Чекист выгреб из кармана пачку купюр и, не считая, швырнул на стол.
— Ого, — обрадовался Бруевич, — мильенчик будет. Начнем по маленькой?
— Я в долг не играю. Или, может, ты латку от штанов поставишь?
— Я и сам в долг не играю, — нахохлился бродяга. — А против твово мильенчика могу поставить секрет.
— Кого?
— Секрет.
— Какой там еще секрет?
— Сильно важный.
— Да иди ты со своим секретом! — отмахнулся Мамай, сунув деньги обратно в карман.
— Да ты погоди!
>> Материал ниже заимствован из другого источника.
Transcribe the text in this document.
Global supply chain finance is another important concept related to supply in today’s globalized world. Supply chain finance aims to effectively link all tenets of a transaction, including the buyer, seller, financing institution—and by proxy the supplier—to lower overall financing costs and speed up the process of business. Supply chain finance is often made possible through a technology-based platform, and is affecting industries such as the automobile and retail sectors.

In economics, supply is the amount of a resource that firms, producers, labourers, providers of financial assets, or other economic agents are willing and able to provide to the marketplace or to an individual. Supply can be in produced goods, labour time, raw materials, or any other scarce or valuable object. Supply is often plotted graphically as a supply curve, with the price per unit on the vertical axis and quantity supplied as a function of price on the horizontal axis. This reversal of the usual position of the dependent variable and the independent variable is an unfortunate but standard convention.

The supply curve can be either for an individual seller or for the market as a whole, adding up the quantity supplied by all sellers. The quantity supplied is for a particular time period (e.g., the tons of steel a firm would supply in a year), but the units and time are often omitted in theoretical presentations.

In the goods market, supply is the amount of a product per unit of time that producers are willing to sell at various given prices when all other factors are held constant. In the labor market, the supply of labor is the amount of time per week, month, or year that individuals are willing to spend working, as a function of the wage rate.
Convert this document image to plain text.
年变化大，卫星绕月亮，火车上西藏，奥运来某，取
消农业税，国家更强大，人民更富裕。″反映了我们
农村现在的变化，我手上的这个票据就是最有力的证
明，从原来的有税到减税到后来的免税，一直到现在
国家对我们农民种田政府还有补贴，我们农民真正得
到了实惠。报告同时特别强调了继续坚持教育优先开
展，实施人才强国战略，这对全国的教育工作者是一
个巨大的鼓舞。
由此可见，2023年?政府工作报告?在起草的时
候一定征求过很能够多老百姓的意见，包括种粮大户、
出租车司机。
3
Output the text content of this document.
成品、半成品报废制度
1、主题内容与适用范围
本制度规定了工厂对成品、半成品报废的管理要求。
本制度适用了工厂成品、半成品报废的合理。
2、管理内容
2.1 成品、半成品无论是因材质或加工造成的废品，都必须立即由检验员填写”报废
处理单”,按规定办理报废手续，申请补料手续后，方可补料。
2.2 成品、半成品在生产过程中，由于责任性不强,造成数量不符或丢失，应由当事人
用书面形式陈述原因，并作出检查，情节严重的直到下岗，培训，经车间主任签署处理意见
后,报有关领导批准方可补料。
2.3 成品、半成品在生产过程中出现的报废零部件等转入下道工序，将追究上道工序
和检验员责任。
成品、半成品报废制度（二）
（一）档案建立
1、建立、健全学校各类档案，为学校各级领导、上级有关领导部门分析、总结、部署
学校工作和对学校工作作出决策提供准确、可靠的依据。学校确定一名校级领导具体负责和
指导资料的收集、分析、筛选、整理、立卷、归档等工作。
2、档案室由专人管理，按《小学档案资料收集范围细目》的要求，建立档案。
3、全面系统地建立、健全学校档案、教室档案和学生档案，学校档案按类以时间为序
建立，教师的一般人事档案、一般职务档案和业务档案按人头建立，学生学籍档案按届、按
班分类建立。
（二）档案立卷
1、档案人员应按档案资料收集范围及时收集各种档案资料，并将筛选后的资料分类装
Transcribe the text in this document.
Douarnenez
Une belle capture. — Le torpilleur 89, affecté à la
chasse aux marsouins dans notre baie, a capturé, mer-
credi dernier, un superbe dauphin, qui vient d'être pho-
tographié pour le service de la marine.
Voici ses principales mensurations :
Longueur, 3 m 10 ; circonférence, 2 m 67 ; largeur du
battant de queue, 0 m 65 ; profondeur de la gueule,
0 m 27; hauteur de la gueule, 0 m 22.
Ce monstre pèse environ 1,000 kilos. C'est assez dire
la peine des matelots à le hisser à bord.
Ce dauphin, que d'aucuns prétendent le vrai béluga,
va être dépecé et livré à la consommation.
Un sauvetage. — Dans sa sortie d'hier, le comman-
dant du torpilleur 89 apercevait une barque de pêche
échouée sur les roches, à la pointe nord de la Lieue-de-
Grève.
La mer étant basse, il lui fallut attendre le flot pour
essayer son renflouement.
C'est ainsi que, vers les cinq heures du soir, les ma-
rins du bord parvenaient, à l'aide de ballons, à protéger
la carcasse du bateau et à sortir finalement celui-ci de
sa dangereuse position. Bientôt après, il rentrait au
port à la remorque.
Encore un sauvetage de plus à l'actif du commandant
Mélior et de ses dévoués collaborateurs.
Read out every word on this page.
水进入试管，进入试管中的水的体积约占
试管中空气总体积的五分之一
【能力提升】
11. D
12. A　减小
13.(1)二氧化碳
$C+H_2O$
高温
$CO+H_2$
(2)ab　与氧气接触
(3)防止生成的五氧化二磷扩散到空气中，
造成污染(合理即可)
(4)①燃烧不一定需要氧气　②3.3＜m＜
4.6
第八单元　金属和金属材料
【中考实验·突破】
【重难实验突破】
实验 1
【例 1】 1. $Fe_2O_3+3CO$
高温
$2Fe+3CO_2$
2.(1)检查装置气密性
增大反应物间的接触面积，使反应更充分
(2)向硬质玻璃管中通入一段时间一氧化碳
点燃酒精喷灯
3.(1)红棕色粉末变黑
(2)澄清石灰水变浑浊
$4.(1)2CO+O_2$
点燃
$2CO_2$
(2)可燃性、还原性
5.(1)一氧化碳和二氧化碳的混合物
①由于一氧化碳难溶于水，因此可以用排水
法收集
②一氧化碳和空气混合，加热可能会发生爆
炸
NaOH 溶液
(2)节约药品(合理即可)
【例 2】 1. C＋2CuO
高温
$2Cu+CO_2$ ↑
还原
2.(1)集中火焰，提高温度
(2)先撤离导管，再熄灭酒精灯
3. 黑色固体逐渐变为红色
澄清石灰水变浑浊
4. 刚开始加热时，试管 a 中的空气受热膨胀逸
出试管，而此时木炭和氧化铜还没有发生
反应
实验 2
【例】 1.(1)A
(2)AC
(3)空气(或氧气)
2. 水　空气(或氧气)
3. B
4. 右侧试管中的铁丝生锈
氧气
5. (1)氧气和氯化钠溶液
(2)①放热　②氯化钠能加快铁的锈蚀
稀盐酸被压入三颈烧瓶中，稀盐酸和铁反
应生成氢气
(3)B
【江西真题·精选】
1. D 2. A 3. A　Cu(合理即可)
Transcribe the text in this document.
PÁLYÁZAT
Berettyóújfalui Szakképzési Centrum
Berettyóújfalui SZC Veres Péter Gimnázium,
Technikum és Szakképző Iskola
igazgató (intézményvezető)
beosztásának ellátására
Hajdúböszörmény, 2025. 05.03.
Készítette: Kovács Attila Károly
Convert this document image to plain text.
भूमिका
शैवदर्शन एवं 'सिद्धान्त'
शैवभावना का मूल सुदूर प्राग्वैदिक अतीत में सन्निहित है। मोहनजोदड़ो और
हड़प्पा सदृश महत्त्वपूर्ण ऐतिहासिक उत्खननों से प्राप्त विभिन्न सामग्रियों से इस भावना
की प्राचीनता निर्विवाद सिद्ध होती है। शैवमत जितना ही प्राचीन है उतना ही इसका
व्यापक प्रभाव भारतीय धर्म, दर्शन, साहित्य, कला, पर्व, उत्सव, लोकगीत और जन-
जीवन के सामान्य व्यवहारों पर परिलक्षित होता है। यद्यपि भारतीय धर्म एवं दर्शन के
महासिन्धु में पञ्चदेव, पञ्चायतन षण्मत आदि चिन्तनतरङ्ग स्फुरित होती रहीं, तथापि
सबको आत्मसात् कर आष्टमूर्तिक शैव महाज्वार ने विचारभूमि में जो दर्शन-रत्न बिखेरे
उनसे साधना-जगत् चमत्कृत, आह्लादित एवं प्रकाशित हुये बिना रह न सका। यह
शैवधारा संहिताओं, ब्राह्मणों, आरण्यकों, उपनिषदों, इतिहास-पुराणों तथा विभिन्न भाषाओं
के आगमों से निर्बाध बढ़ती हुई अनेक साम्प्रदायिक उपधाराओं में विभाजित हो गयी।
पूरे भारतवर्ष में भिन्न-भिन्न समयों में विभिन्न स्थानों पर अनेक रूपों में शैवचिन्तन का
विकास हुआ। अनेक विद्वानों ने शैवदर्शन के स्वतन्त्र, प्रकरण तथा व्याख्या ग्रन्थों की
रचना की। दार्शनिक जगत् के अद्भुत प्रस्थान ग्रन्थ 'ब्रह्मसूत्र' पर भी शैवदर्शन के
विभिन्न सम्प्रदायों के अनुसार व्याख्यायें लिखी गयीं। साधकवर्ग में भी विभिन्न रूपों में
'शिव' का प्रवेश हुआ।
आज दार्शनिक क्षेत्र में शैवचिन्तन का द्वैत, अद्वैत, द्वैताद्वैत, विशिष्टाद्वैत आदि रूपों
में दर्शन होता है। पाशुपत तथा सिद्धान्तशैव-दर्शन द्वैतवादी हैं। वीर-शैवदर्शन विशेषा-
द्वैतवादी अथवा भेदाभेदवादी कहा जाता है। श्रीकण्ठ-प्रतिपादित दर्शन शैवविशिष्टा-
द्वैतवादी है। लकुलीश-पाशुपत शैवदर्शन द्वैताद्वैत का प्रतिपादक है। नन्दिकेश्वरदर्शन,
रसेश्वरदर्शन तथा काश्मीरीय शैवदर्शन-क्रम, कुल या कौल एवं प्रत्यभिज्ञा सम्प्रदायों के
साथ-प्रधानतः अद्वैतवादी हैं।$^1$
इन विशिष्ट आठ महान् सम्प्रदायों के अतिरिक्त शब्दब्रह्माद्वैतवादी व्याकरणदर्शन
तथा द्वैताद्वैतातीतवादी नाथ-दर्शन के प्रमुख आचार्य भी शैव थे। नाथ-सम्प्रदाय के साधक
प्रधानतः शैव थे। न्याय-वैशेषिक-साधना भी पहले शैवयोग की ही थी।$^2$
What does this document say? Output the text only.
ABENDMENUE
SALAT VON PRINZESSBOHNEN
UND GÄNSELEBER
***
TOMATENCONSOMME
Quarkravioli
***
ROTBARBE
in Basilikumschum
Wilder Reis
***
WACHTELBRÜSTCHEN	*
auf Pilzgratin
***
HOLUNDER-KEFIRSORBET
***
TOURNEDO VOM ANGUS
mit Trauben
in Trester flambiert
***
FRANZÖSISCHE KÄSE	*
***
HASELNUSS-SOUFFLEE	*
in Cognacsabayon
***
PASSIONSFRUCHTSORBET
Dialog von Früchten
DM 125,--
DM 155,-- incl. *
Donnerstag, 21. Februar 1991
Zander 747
Секрет мой подороже твово мильенчика стоит.
— Да? И сколько же он стоит?
— Мешок денег, — твердо сказал Бруевич.
— Да ну! — изобразил изумление чекист.
— Точно. Ато, может, и целыx два.
— Может, все-таки уступишь за один? — ехидно спросил Потап.
— Тебе уступлю.
— Вот спасибо. И что ж это за секрет такой?
— Так я тебе и сказал. Ты его сначала выиграй. Выиграешь — твой секрет, проиграешь — мой мильен.
Потап от души расхохотался.
— Нет, дед, ты все-таки шельма… А давай так: я ставлю секрет, и ты — секрет. Кто проиграл, тот и открывает свой… Могу даже против твоего одного два поставить. Я сегодня добрый. Ну уморил…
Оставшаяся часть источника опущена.